Williams’s hometown of Cincinnati is located approximately 40 miles southeast of Oxford, which is home to Miami University.
WHAT IS YOUR PROFESSION? BULLYING: In 2011, Michigan traveled to Michigan State, as it will again Saturday, and took a beating.
That fact wasn’t necessarily reflected on the scoreboard — the game was tied at halftime, and the Wolverines eventually fell 28-14 — but rather in the pain pulsating through Michigan’s players bodies afterward. Hoke said in his Monday press conference that it was a defeat his team needed to feel for a while.
Michigan State accumulated six personal foul penalties during Michigan’s last trip to East Lansing. One of the six came when then-Spartan defensive end William Gholston punched offensive tackle Taylor Lewan. Monday, Lewan admitted that a picture of Gholston was set as the background image on his cell phone for an entire year following the game for motivation.
Lewan said the Wolverines were “bullied” in that game and vowed not to let it happen again. Hoke estimated that 27 players on Michigan’s current roster were on that 2011 trip.
“That’s what they did two years ago. They bullied us,” Lewan said Monday. “That’s tough for me to admit. I don’t like getting bullied.”
Even though Gholston has moved on to the National Football League with the Tampa Bay Buccaneers, the incident remains fresh in the mind of the fifth-year senior.
“If someone came up to you and hit you right in the face, would you take that personally?” Lewan said. “Yeah, I took it personally.”
Fifth-year senior tackle Michael Schofield remembers Michigan State defensive coordinator Pat Narduzzi describing his team’s play as “60 minutes of unnecessary roughness.” He, too, said that it’s now clear the type of physical football Michigan will need to play to win in East Lansing for the first time since 2007.
“It was a battle, a fight,” Schofield said. “We don’t forget it.”
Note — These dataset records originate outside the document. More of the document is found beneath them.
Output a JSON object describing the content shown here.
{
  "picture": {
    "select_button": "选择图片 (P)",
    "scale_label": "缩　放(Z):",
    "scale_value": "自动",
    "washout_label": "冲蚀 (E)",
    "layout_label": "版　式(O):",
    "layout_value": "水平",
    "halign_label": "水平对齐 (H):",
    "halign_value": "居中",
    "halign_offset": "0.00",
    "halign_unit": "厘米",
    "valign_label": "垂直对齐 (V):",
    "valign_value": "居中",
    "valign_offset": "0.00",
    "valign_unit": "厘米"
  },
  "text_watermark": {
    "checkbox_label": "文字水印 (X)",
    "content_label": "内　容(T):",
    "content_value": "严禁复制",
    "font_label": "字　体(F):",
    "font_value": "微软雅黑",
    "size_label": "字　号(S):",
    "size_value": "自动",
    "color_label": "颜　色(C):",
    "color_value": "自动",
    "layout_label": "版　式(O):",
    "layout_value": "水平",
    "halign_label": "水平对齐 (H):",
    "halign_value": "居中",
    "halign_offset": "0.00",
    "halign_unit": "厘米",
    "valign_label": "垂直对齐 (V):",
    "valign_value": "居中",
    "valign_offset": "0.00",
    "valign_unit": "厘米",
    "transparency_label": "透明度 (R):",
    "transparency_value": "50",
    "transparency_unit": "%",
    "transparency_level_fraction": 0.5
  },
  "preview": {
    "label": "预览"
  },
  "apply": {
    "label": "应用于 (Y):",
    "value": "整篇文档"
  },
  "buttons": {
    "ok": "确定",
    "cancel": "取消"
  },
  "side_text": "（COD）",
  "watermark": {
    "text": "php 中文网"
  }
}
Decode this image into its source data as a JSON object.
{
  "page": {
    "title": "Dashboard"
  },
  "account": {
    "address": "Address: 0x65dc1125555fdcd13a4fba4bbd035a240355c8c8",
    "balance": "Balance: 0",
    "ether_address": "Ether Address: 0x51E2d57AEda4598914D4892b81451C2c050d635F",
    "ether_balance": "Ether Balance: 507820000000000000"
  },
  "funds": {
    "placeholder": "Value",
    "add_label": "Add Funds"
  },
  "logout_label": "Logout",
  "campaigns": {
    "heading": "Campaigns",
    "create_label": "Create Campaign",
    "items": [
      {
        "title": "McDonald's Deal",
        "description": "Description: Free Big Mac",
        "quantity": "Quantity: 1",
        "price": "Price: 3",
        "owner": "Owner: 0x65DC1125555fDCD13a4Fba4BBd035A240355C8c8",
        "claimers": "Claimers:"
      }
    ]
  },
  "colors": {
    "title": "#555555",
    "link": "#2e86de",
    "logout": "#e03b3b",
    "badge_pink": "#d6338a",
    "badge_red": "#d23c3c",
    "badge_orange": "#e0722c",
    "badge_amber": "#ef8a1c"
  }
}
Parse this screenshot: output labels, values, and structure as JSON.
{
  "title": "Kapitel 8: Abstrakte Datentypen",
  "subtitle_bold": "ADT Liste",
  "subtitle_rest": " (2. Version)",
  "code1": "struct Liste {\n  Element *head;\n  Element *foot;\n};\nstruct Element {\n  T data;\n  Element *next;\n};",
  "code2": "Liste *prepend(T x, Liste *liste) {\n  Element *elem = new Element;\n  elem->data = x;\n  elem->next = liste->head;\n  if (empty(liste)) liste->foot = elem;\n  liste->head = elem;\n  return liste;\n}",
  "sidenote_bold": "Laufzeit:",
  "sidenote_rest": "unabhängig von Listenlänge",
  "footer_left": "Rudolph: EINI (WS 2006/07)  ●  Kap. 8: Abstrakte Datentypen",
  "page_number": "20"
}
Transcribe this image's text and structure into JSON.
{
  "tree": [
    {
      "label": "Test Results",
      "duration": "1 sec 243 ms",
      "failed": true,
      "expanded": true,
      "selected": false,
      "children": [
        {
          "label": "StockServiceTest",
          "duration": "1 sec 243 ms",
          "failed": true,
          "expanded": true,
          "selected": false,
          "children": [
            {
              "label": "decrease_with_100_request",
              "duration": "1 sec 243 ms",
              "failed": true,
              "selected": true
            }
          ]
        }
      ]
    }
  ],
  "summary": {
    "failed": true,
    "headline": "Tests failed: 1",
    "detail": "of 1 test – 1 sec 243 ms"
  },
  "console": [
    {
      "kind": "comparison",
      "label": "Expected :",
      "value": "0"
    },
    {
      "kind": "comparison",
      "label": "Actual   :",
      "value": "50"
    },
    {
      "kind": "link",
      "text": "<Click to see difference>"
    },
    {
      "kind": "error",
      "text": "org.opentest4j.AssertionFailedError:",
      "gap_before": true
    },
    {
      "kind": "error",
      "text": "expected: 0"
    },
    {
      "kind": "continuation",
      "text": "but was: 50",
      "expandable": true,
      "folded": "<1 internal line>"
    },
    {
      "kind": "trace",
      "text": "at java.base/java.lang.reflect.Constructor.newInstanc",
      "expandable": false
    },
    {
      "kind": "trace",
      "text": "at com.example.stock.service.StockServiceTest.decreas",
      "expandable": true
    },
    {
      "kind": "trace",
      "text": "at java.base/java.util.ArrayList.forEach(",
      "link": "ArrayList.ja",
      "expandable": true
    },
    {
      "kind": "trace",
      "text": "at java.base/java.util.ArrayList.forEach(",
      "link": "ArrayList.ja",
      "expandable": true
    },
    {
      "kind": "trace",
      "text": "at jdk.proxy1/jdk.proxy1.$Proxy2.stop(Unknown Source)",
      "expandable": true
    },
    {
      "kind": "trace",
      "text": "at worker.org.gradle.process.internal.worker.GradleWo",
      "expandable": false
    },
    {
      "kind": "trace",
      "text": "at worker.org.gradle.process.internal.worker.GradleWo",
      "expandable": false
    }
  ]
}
NOTABLE QUOTABLE: Hoke was asked to compare and contrast the Michigan State rivalry and the one with Ohio State. “I think they’re both important,” he said. He also added, “This isn’t an admiration society. It’s a great rivalry with two teams that are 45 miles apart? That might not be enough, but it’s what it is.” … Later, a reporter asked Hoke about the last time he wore green clothing. “That’s a dumb question,” he said.